Python for Bioinformatics: Phylogenetic Trees: rooting

Wednesday, July 22, 2009

Phylogenetic Trees: rooting

What does it mean to "root" a phylogenetic tree? Trees drawn using simple methods like neighbor-joining (NJ) are unrooted. The tree's horizontal structure reflects "distances" between the sequences being compared, but the choice of which internal node lies to the extreme left (the root) is usually arbitrary. The standard way to root a tree produced by this method is to include an outgroup in the set being analyzed---a sequence for which it is "known" that all the other sequences are more closely related among themselves than to the outgroup. Then, we know that the ancestral sequence lies on the evolutionary path between the outgroup and all the other sequences.

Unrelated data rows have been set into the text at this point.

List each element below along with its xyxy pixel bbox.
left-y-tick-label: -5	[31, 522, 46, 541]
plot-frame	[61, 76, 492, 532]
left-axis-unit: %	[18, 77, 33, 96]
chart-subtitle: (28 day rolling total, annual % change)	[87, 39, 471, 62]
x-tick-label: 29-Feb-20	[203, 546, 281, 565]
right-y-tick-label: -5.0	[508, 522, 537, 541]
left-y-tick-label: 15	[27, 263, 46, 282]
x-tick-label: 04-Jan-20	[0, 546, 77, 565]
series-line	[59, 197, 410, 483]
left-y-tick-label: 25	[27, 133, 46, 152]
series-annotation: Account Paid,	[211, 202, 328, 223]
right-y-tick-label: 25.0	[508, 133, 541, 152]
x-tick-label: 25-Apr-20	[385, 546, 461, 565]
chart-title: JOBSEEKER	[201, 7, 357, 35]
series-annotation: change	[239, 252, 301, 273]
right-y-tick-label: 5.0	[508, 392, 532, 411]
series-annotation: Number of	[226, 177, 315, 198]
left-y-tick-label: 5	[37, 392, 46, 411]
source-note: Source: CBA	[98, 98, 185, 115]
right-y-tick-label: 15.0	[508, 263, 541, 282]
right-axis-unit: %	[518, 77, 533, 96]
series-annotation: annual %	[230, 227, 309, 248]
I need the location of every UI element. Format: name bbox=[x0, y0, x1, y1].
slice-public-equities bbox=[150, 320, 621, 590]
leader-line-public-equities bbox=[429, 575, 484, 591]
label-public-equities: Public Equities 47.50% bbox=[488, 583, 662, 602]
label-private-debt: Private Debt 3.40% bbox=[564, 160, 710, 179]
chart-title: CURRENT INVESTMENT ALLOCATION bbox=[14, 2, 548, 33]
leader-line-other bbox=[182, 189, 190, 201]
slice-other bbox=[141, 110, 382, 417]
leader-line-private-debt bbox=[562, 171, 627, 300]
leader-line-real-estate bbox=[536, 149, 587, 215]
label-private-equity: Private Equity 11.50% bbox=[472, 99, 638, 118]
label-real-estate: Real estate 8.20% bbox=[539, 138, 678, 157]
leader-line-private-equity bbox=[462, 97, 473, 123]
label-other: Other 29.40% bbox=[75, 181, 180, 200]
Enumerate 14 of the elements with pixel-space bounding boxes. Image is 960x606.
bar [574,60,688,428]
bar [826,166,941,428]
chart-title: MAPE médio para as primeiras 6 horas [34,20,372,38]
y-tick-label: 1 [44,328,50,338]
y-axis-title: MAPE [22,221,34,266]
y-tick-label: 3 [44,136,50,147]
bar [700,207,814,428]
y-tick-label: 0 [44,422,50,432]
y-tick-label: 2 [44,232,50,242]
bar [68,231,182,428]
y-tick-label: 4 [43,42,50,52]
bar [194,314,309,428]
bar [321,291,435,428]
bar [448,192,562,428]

The tree which I showed last time was made by Clustal using the NJ algorithm.

(
(
Stenotrophomonas_maltophilia:0.07574,
Kingella_oralis:0.08026)
:0.00827,
Pseudomonas_aeruginosa:0.05950,
(
(
Salmonella_typhi:0.01297,
Escherichia_coli:0.01491)
:0.03356,
Haemophilus_parainfluenzae:0.06113)
:0.03863);

The newlines in this are not relevant (although the formatting helps us to see the structure), so this representation is equally valid:

((Stenotrophomonas_maltophilia:0.07574,Kingella_oralis:0.08026):0.00827,Pseudomonas_aeruginosa:0.05950,((Salmonella_typhi:0.01297,Escherichia_coli:0.01491):0.03356,Haemophilus_parainfluenzae:0.06113):0.03863);

When I loaded the tree into R

library(ape)
setwd('Desktop')
tree = read.tree('seq.6.ph')
plot(tree,cex=1.3)

I had this:

> tree

Phylogenetic tree with 6 tips and 4 internal nodes.

Tip labels:
[1] "Stenotrophomonas_maltophilia"
[2] "Kingella_oralis"             
[3] "Pseudomonas_aeruginosa"      
[4] "Salmonella_typhi"            
[5] "Escherichia_coli"            
[6] "Haemophilus_parainfluenzae"  

Unrooted; includes branch lengths.

:
Note that APE considers it to be unrooted. We can confirm the position designations of the tips by the following code. We first do the plot, suppressing the tip labels (species names), then add the tip labels. The first argument to the function tiplabels is the vector of labels, the second is the vector of tip positions to be labeled. We see that they are numbered simply from bottom to top.

plot(tree,cex=2,
  show.tip.label=F)
tiplabels(as.character(1:6),1:6,cex=2,
  frame='c',bg='salmon',adj=c(0.5,0.5))

And we can find the internal nodes as follows:

nodelabels(cex=2)

We can root the tree by picking the outgroup (node #2 = Kingella oralis) as follows:

t2 = root(tree,2)  # node 2
plot(t2,cex=2,
  show.tip.label=F)
tiplabels(as.character(1:6),1:6,cex=2,
  frame='c',bg='salmon',adj=c(0.5,0.5))

If I write the data for the new tree to disk

write.tree(t2,'x.phy')

I get:

((Pseudomonas_aeruginosa:0.0595,((Salmonella_typhi:0.01297,Escherichia_coli:0.01491):0.03356,Haemophilus_parainfluenzae:0.06113):0.03863):0.00827,Stenotrophomonas_maltophilia:0.07574,Kingella_oralis:0.08026);

which is not quite the same as what we started with. Replacing the species by two letter abbreviations and removing the lengths of the terminal branches, we started with:

((SM,KO):0.00827,PA,((ST,EC):0.03356,HP):0.03863);

Now we have:

((PA,((ST,EC):0.03356,HP):0.03863):0.00827,SM:0.07574,KO);

The distance (0.00827) which was previously assigned to the SM,KO clade (nodes 1,2) is now assigned to the PA,ST,EC,HP clade (nodes 3-6).